3) Online learning where a long-running Model instance needs to be continuously updated by the latest model data generated by another long-running Estimator instance.
In this scenario, we need to allow the Estimator to be run on a different machine than the Model, so that the Estimator could consume sufficient computation resource in a cluster while the Model could be deployed on edge devices.
4) Provide APIs to allow Estimator/Model to be efficiently saved/loaded even if state (e.g. model data) of Estimator/Model is more than 10s of GBs.

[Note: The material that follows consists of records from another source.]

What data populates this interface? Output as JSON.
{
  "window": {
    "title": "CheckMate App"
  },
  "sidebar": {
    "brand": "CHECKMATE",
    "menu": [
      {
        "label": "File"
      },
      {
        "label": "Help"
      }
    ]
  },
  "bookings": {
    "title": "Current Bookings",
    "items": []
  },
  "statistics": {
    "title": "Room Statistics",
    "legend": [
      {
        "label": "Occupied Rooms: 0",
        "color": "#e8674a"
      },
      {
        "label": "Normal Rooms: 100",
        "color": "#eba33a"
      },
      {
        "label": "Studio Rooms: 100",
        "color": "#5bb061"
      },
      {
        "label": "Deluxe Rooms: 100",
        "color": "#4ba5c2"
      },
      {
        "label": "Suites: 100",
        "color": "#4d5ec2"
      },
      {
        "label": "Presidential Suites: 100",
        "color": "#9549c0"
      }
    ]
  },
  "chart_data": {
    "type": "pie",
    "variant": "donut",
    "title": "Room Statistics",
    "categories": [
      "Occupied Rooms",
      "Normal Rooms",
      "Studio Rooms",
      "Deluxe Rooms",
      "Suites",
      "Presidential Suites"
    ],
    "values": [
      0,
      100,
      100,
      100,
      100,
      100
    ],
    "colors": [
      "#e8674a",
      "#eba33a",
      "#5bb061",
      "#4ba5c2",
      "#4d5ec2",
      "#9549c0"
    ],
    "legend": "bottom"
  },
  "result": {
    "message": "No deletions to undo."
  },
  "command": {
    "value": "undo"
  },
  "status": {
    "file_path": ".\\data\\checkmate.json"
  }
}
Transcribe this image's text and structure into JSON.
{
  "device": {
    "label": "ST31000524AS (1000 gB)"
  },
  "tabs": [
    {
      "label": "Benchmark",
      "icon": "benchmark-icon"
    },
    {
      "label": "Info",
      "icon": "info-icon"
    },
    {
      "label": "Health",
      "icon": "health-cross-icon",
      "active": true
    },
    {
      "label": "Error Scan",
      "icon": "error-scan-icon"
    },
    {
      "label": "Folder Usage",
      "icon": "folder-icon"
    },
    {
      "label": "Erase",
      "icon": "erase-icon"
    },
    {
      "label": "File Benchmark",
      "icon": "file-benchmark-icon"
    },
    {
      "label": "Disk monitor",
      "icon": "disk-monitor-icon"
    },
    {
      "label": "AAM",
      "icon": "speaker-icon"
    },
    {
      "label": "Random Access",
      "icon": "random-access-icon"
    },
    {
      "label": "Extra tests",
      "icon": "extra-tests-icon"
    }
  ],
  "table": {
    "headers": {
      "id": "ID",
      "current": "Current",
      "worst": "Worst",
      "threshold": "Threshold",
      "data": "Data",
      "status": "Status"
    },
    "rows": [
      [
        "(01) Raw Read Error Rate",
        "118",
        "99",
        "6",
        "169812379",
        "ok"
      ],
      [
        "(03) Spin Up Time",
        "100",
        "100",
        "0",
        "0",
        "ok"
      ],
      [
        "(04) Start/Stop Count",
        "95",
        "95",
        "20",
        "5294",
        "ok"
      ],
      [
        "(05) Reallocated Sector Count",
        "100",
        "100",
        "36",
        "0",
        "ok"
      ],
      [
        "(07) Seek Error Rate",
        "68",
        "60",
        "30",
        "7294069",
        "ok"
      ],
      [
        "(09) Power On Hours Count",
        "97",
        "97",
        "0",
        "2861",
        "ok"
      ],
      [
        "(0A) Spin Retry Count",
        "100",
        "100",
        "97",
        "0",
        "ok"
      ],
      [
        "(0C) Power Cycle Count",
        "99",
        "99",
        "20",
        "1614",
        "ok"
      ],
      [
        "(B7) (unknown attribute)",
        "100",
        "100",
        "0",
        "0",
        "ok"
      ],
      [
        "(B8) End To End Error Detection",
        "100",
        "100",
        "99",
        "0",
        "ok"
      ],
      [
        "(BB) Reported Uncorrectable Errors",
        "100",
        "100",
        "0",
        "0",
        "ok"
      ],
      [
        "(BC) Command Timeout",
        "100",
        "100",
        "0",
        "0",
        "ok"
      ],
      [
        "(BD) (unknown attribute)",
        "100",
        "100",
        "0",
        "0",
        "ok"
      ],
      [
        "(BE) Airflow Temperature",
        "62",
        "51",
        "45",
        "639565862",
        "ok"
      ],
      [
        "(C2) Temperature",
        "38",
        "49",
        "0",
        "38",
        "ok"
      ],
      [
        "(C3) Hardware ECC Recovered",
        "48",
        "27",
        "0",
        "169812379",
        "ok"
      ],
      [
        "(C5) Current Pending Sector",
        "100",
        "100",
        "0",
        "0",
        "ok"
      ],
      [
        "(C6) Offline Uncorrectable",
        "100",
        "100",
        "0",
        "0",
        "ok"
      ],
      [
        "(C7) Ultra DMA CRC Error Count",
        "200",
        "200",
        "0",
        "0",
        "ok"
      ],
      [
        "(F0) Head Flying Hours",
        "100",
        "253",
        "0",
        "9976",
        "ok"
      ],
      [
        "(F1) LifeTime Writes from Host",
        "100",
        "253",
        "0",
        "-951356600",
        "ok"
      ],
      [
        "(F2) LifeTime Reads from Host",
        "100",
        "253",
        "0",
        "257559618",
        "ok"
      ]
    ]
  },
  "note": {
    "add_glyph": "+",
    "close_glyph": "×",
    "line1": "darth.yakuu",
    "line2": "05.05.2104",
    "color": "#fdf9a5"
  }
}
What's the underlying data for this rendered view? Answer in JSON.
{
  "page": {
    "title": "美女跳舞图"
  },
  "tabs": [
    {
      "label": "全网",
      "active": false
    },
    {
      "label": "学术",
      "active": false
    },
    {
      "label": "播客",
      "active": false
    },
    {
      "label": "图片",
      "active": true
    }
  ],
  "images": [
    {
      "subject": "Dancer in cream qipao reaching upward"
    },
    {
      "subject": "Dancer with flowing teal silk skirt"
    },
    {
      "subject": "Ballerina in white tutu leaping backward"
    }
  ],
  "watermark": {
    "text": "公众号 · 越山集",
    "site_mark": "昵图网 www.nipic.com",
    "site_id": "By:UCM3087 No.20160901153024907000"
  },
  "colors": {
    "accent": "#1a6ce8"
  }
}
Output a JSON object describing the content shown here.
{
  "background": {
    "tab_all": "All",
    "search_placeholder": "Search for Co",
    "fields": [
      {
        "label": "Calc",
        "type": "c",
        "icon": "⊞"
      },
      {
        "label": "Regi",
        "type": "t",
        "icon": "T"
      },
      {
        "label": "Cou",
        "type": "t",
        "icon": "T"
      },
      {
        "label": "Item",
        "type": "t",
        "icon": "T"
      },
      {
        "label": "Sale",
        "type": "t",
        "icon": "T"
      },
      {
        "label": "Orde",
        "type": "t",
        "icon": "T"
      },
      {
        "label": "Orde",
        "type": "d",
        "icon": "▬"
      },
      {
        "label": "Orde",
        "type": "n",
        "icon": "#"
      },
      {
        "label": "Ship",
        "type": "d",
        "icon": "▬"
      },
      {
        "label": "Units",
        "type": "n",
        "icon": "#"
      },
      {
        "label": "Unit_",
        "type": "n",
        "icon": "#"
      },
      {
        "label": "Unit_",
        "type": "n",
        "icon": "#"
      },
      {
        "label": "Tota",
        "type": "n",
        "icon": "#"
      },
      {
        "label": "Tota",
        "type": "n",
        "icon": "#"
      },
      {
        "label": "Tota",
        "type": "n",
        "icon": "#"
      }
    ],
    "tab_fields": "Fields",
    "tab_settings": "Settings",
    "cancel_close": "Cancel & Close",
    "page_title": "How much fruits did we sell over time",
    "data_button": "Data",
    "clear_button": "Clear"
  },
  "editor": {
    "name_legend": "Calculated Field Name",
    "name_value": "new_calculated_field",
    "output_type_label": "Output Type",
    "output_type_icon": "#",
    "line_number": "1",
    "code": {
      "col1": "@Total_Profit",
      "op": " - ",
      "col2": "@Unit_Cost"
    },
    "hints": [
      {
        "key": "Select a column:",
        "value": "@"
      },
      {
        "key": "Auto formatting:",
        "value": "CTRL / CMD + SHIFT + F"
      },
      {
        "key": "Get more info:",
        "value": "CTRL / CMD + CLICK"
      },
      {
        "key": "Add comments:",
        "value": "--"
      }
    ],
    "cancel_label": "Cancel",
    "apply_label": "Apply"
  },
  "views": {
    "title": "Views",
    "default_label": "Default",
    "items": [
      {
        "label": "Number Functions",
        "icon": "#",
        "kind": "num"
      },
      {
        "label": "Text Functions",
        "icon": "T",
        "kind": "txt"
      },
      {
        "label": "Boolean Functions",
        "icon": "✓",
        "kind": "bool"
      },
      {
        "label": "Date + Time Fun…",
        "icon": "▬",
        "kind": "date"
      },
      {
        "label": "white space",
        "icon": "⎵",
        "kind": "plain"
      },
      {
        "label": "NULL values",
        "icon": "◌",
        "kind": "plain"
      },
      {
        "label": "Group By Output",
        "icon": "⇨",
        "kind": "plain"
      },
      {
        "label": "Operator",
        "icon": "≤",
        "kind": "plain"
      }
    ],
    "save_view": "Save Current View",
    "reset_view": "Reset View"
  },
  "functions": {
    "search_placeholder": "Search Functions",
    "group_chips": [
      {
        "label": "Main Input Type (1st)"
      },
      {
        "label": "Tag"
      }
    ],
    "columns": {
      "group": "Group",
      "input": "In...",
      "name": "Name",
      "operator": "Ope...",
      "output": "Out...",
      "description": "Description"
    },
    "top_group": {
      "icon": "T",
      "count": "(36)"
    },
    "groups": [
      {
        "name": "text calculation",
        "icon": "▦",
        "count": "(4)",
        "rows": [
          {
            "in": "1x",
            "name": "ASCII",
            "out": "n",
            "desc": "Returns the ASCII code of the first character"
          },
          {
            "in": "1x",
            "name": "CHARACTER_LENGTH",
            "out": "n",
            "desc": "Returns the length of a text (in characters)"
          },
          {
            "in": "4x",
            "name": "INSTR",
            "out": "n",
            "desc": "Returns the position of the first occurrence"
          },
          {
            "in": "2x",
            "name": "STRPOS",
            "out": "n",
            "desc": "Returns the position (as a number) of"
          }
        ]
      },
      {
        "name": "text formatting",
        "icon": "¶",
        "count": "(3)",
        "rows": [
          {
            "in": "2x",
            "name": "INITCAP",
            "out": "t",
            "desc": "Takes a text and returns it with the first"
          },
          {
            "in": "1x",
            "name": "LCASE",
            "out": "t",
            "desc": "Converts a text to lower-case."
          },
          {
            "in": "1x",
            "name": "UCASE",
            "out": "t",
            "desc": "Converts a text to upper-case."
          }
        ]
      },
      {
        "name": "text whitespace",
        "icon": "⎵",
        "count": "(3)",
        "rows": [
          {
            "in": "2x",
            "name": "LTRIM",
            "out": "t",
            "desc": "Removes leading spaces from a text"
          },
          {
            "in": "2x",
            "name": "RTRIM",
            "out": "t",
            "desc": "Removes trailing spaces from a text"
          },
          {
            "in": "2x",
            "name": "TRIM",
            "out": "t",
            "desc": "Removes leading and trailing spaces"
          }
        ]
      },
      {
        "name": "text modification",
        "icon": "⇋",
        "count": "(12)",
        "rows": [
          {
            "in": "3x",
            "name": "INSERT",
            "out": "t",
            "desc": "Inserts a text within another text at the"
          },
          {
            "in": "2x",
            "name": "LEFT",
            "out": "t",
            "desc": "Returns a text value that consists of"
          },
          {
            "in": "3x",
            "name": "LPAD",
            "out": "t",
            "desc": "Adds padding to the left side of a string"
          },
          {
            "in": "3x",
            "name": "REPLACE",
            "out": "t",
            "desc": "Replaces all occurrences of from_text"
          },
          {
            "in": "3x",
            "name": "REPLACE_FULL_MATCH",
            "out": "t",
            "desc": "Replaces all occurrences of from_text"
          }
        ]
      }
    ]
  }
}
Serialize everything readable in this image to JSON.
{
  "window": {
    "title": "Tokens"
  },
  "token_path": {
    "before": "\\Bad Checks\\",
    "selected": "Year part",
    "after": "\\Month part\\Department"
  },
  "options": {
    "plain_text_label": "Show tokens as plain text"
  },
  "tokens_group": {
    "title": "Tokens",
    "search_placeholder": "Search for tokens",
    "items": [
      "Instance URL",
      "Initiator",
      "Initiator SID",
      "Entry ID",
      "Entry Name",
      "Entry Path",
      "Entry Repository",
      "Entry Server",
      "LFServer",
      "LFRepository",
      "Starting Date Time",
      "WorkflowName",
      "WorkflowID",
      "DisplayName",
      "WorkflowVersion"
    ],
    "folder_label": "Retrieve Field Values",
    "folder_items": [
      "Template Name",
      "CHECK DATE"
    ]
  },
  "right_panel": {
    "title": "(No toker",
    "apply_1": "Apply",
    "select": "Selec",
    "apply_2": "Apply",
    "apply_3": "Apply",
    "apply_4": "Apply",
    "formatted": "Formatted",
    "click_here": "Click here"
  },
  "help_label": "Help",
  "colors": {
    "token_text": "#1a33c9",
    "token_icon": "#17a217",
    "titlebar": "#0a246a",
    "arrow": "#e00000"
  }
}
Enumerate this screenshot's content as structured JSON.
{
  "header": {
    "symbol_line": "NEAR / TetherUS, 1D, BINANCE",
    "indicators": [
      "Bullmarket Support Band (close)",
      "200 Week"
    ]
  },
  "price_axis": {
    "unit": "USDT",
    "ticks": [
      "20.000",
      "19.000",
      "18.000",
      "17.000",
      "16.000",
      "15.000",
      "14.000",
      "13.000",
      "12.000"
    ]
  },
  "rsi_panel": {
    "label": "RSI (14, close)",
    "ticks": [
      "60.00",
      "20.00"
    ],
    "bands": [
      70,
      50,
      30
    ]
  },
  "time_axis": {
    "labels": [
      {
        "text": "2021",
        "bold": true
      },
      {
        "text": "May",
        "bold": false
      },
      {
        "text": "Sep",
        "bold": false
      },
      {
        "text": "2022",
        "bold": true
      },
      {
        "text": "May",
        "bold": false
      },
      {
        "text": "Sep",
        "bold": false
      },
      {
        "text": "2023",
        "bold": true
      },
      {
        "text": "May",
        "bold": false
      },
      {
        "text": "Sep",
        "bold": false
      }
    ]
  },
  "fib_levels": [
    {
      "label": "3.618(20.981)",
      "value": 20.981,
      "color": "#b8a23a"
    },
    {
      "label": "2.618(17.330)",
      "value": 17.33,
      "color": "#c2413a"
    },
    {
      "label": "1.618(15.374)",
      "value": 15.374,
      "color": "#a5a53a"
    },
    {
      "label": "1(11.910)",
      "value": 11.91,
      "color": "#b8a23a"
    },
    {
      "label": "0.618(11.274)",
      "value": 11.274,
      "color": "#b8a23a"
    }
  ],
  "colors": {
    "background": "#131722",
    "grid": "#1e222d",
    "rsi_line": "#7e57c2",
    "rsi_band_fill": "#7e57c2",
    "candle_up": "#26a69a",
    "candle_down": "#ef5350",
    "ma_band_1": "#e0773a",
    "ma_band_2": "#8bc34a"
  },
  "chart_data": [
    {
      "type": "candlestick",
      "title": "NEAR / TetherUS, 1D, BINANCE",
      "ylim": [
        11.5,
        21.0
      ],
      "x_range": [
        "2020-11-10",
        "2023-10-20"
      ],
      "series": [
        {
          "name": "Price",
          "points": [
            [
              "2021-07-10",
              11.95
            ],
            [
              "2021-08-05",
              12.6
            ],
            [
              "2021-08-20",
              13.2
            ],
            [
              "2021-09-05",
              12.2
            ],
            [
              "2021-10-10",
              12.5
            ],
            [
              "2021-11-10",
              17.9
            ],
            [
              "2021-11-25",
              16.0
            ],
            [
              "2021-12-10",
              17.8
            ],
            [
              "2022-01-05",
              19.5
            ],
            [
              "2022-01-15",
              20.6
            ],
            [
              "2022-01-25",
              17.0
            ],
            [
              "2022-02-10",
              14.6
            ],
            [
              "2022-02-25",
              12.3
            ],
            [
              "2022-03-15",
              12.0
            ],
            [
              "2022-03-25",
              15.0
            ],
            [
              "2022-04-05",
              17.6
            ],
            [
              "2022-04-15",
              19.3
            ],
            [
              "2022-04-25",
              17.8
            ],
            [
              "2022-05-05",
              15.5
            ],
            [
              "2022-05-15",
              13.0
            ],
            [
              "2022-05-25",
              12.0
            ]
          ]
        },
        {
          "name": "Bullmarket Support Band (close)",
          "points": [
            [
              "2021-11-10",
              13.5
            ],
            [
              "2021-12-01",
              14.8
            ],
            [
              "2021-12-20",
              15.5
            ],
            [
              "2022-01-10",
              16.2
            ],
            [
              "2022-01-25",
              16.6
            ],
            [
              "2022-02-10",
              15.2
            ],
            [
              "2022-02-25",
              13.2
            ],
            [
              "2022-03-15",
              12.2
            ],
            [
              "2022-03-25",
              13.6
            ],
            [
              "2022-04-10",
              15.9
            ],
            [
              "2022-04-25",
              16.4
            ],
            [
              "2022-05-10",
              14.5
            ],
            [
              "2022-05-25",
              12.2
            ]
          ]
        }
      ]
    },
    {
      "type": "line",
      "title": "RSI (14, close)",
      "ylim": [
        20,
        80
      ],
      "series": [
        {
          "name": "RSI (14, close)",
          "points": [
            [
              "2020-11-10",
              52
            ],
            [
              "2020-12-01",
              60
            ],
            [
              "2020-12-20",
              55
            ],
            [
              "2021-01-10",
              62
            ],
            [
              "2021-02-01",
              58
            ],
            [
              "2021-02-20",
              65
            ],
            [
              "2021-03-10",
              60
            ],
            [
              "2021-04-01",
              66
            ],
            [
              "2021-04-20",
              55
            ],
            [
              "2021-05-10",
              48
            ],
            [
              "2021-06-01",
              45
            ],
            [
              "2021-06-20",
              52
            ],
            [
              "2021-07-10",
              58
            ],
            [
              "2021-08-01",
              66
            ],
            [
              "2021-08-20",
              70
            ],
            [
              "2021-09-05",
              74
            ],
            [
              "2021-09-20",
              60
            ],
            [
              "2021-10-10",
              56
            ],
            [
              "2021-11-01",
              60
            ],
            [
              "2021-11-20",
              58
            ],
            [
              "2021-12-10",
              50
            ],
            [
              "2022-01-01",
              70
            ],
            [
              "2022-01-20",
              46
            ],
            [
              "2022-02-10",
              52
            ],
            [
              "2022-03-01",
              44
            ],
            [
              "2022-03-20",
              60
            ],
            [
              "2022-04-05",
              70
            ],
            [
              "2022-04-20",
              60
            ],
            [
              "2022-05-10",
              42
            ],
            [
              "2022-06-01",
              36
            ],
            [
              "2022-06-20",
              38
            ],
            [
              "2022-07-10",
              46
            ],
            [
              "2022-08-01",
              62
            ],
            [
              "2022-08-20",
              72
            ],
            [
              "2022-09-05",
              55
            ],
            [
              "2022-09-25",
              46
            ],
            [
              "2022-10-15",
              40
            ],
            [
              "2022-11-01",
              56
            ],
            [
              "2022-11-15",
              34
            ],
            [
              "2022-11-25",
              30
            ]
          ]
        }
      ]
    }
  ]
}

The existing PipelineStage::toJson basically requires developer of Estimator/Model to serialize all model data into an in-memory string, which could be very inefficient (or practically impossible) if the model data is very large (e.g 10s of GBs).
In addition to addressing the above use-cases, this FLIP also proposes a few more changes to simplify the class hierarchy and improve API usability. The existing Flink ML library has the following usability issues:
5) fit/transform API requires users to explicitly provide the TableEnvironment, where the TableEnvironment could be retrieved from the Table instance given to the fit/transform.
6) A Pipeline is currently both a Transformer and an Estimator. The experience of using Pipeline is inconsistent from the experience of using Estimator (with the needFit API).